Why Does the Democratic Republic of the Congo Keep Arresting Journalists?


Late Monday night, I received a call from a colleague in Kinshasa. He was in a state of agitation. “They took Steve Wembi,” he told me. “He was stopped at the hotel Léon and bundled into a white jeep without license plates.” Three people—his mother, his wife, and a journalist for Radio France Internationale—who went to look for him at the Léon were detained that evening by state security.

Wembi is one of the best-known journalists in the Democratic Republic of the Congo—a giant of a man with a broad, toothy smile. He has helped foreign journalists for years and has written articles for The New York Times on Ebola, rebellions in the east of the country, and the killing of UN officials, since at least 2017. He goes by the nickname of “Le Vieux Biométrique” or “Old Biometric.” If confirmed, his detention would be the 20th arbitrary detention of a journalist this year, according to an informal tally by the press freedom advocacy group NGO Reporters Sans Frontières.

In 2019, Félix Antoine Tshisekedi Tshilombo ascended to the DRC presidency. The Trump-era US government, despite widespread irregularities in the electoral process, decided to support the result of the election. To do anything else, the logic ran, would risk spiraling the country once more into a bloody civil war. After all, it was the first time in Congo’s postcolonial history that the country had changed leaders peacefully, and US officials hoped to be able to work with Tshisekedi on reversing Chinese influence in the country, combating corruption, and strengthening democracy. Congo is the source of many of the minerals used to make the batteries that are essential to the Green Revolution.

In the years since, however, Tshisekedi’s government has been marked by continued Chinese investment in the country (including the sale of a stake in the world’s largest Lithium mine to China’s Zijn Mining), fairly blatant corruption, and threats to delay the next election, which is scheduled for 2023. The president has also become more autocratic, stifling dissent and the country’s thriving, if anarchic, press. I should know: This summer, a colleague and I were the 18th and 19th journalists to be detained in Congo this year. On assignment for The Nation, I was taken by state security under eerily similar circumstances to Wembi, spent five and half days in detention, and was then deported from the country.

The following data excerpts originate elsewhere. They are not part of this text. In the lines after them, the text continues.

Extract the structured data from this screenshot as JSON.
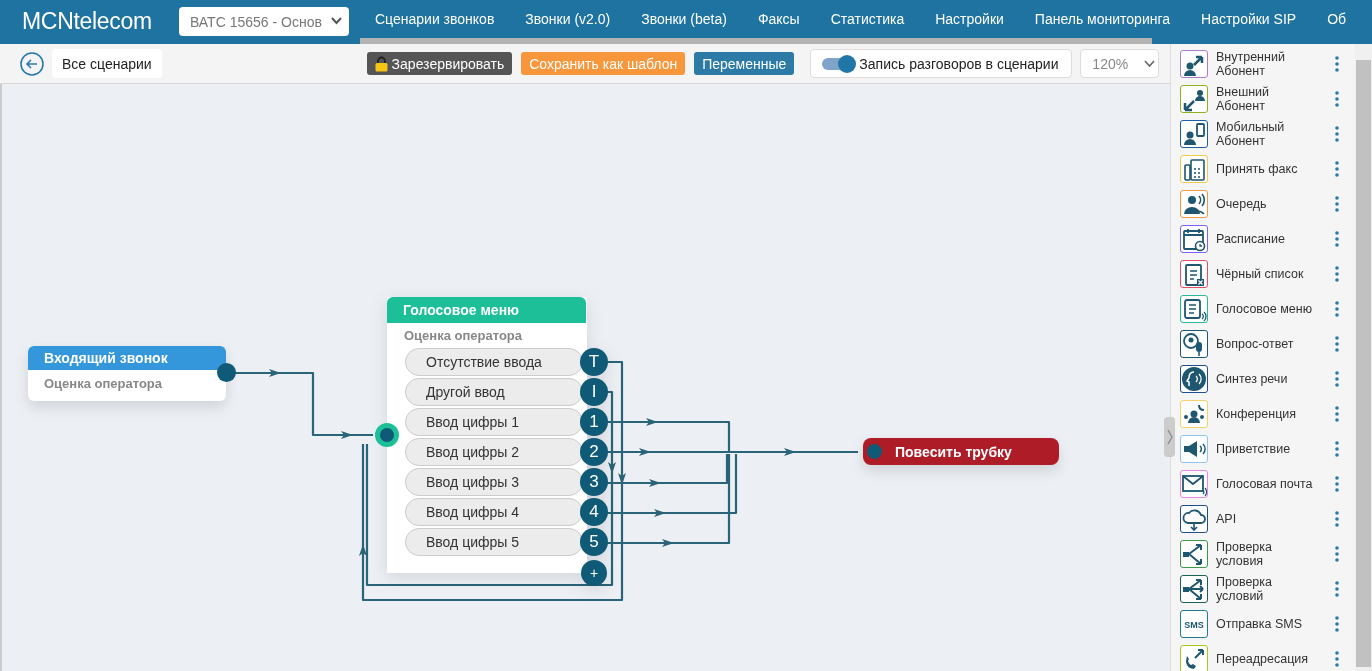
{
  "header": {
    "logo": "MCNtelecom",
    "account_select": "ВАТС 15656 - Основ",
    "nav": [
      {
        "label": "Сценарии звонков"
      },
      {
        "label": "Звонки (v2.0)"
      },
      {
        "label": "Звонки (beta)"
      },
      {
        "label": "Факсы"
      },
      {
        "label": "Статистика"
      },
      {
        "label": "Настройки"
      },
      {
        "label": "Панель мониторинга"
      },
      {
        "label": "Настройки SIP"
      },
      {
        "label": "Об"
      }
    ]
  },
  "toolbar": {
    "back_link": "Все сценарии",
    "buttons": [
      {
        "label": "Зарезервировать",
        "kind": "lock"
      },
      {
        "label": "Сохранить как шаблон",
        "kind": "template"
      },
      {
        "label": "Переменные",
        "kind": "variables"
      }
    ],
    "recording_toggle": {
      "label": "Запись разговоров в сценарии",
      "on": true
    },
    "zoom": "120%"
  },
  "canvas": {
    "nodes": [
      {
        "kind": "incoming",
        "title": "Входящий звонок",
        "subtitle": "Оценка оператора"
      },
      {
        "kind": "ivr",
        "title": "Голосовое меню",
        "subtitle": "Оценка оператора",
        "options": [
          {
            "label": "Отсутствие ввода",
            "port": "T"
          },
          {
            "label": "Другой ввод",
            "port": "I"
          },
          {
            "label": "Ввод цифры 1",
            "port": "1"
          },
          {
            "label": "Ввод цифры 2",
            "port": "2"
          },
          {
            "label": "Ввод цифры 3",
            "port": "3"
          },
          {
            "label": "Ввод цифры 4",
            "port": "4"
          },
          {
            "label": "Ввод цифры 5",
            "port": "5"
          }
        ],
        "add_port": "+"
      },
      {
        "kind": "hangup",
        "title": "Повесить трубку"
      }
    ]
  },
  "palette": {
    "items": [
      {
        "kind": "internal",
        "lines": [
          "Внутренний",
          "Абонент"
        ],
        "color": "#b07cc6"
      },
      {
        "kind": "external",
        "lines": [
          "Внешний",
          "Абонент"
        ],
        "color": "#8cb21e"
      },
      {
        "kind": "mobile",
        "lines": [
          "Мобильный",
          "Абонент"
        ],
        "color": "#1b5fa8"
      },
      {
        "kind": "fax",
        "lines": [
          "Принять факс"
        ],
        "color": "#f2c94c"
      },
      {
        "kind": "queue",
        "lines": [
          "Очередь"
        ],
        "color": "#f2994a"
      },
      {
        "kind": "schedule",
        "lines": [
          "Расписание"
        ],
        "color": "#7b61ff"
      },
      {
        "kind": "blacklist",
        "lines": [
          "Чёрный список"
        ],
        "color": "#e0506a"
      },
      {
        "kind": "ivr",
        "lines": [
          "Голосовое меню"
        ],
        "color": "#27b99a"
      },
      {
        "kind": "qa",
        "lines": [
          "Вопрос-ответ"
        ],
        "color": "#1f5670"
      },
      {
        "kind": "tts",
        "lines": [
          "Синтез речи"
        ],
        "color": "#1f4e8c"
      },
      {
        "kind": "conference",
        "lines": [
          "Конференция"
        ],
        "color": "#f2d46b"
      },
      {
        "kind": "greeting",
        "lines": [
          "Приветствие"
        ],
        "color": "#8ec5f0"
      },
      {
        "kind": "voicemail",
        "lines": [
          "Голосовая почта"
        ],
        "color": "#e88be0"
      },
      {
        "kind": "api",
        "lines": [
          "API"
        ],
        "color": "#1f4e8c"
      },
      {
        "kind": "condition",
        "lines": [
          "Проверка",
          "условия"
        ],
        "color": "#3a9a4a"
      },
      {
        "kind": "conditions",
        "lines": [
          "Проверка",
          "условий"
        ],
        "color": "#1f5f5a"
      },
      {
        "kind": "sms",
        "icon_text": "SMS",
        "lines": [
          "Отправка SMS"
        ],
        "color": "#1e7f8c"
      },
      {
        "kind": "redirect",
        "lines": [
          "Переадресация"
        ],
        "color": "#a8c81e"
      }
    ]
  }
}
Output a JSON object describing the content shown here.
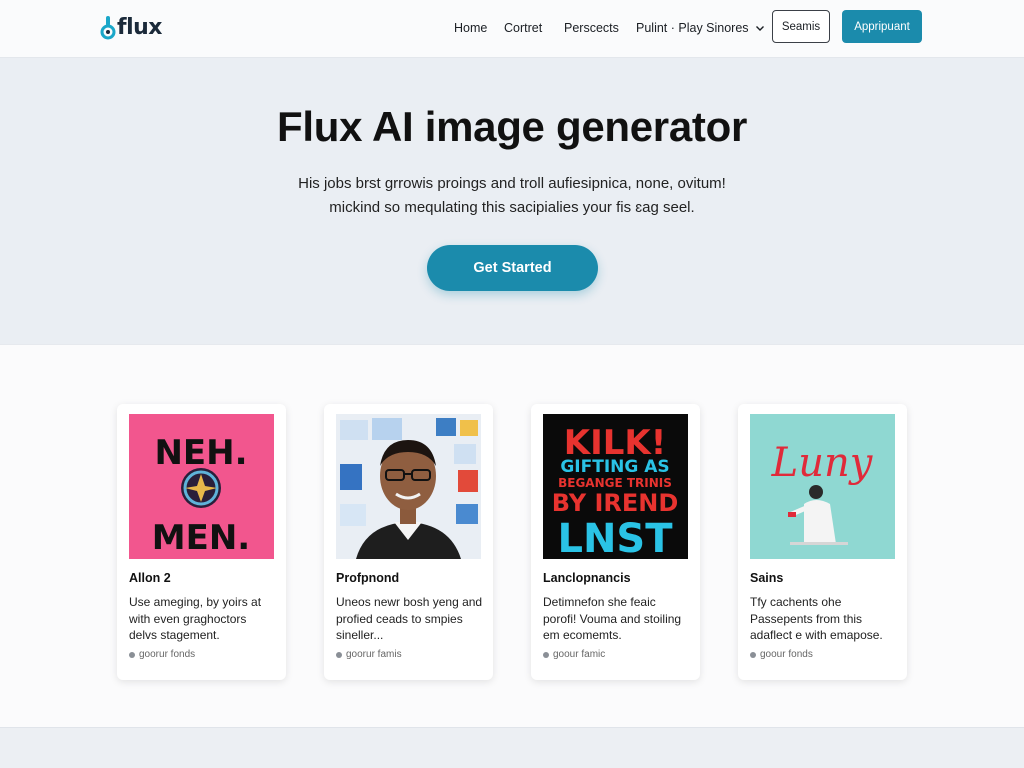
{
  "header": {
    "logo_text": "flux",
    "nav": [
      "Home",
      "Cortret",
      "Perscects",
      "Pulint · Play Sinores"
    ],
    "search_label": "Seamis",
    "apply_label": "Appripuant"
  },
  "hero": {
    "title": "Flux AI image generator",
    "subtitle_line1": "His jobs brst grrowis proings and troll aufiesipnica, none, ovitum!",
    "subtitle_line2": "mickind so mequlating this sacipialies your fis ɛag seel.",
    "cta_label": "Get Started"
  },
  "cards": [
    {
      "title": "Allon 2",
      "desc": "Use ameging, by yoirs at with even graghoctors delvs stagement.",
      "meta": "goorur fonds",
      "art": [
        "NEH.",
        "MEN."
      ]
    },
    {
      "title": "Profpnond",
      "desc": "Uneos newr bosh yeng and profied ceads to smpies sineller...",
      "meta": "goorur famis"
    },
    {
      "title": "Lanclopnancis",
      "desc": "Detimnefon she feaic porofi! Vouma and stoiling em ecomemts.",
      "meta": "goour famic",
      "art": [
        "KILK!",
        "GIFTING AS",
        "BEGANGE TRINIS",
        "BY IREND",
        "LNST"
      ]
    },
    {
      "title": "Sains",
      "desc": "Tfy cachents ohe Passepents from this adaflect e with emapose.",
      "meta": "goour fonds",
      "art": [
        "Luny"
      ]
    }
  ],
  "colors": {
    "accent": "#1b8bac",
    "pink_card": "#f2568e",
    "teal_card": "#8fd8d2"
  }
}
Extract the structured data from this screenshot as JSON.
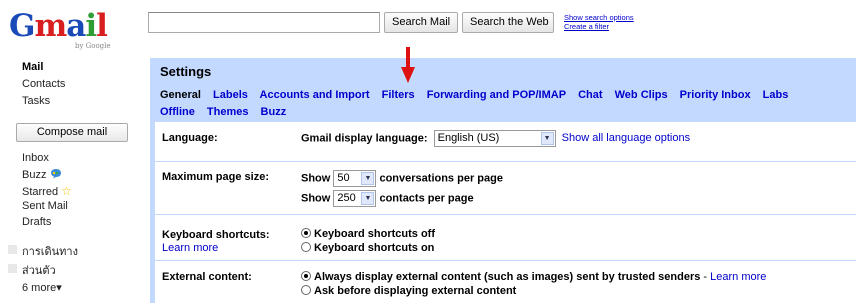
{
  "header": {
    "logo_text": "Gmail",
    "logo_byline": "by Google",
    "search_placeholder": "",
    "search_mail_label": "Search Mail",
    "search_web_label": "Search the Web",
    "show_search_options": "Show search options",
    "create_filter": "Create a filter"
  },
  "sidebar": {
    "items": [
      {
        "label": "Mail"
      },
      {
        "label": "Contacts"
      },
      {
        "label": "Tasks"
      }
    ],
    "compose_label": "Compose mail",
    "folders": [
      {
        "label": "Inbox"
      },
      {
        "label": "Buzz",
        "icon": "buzz-icon"
      },
      {
        "label": "Starred",
        "icon": "star-icon"
      },
      {
        "label": "Sent Mail"
      },
      {
        "label": "Drafts"
      }
    ],
    "labels": [
      {
        "label": "การเดินทาง"
      },
      {
        "label": "ส่วนตัว"
      }
    ],
    "more_label": "6 more▾"
  },
  "settings": {
    "title": "Settings",
    "tabs": [
      "General",
      "Labels",
      "Accounts and Import",
      "Filters",
      "Forwarding and POP/IMAP",
      "Chat",
      "Web Clips",
      "Priority Inbox",
      "Labs",
      "Offline",
      "Themes",
      "Buzz"
    ],
    "active_tab": "General",
    "language": {
      "label": "Language:",
      "caption": "Gmail display language:",
      "value": "English (US)",
      "link": "Show all language options"
    },
    "page_size": {
      "label": "Maximum page size:",
      "show1": "Show",
      "conversations_value": "50",
      "conversations_text": "conversations per page",
      "show2": "Show",
      "contacts_value": "250",
      "contacts_text": "contacts per page"
    },
    "keyboard": {
      "label": "Keyboard shortcuts:",
      "learn_more": "Learn more",
      "option_off": "Keyboard shortcuts off",
      "option_on": "Keyboard shortcuts on",
      "selected": "off"
    },
    "external": {
      "label": "External content:",
      "option_always": "Always display external content (such as images) sent by trusted senders",
      "sep": " - ",
      "learn_more": "Learn more",
      "option_ask": "Ask before displaying external content",
      "selected": "always"
    }
  },
  "colors": {
    "settings_bg": "#c3d9ff",
    "link": "#0000cc",
    "arrow": "#dd1111"
  }
}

I was one of the lucky ones. Three journalists were tortured in Congolese security detention this year; Patrick Lola and Christian Bofaya, two journalists from the northern Equateur province, have been in jail since January for covering a protest; and a prosecutor asked a court to sentence Chilassy Bofumbo to three years of prison on unproven charges this summer (he was acquitted and released after seven months in July). A reprisal of hostilities by the rebel M23 militia in the country’s east, which the UN has said is equipped and supported by neighboring Rwand, has given Tshisekedi the excuse to crack down even further.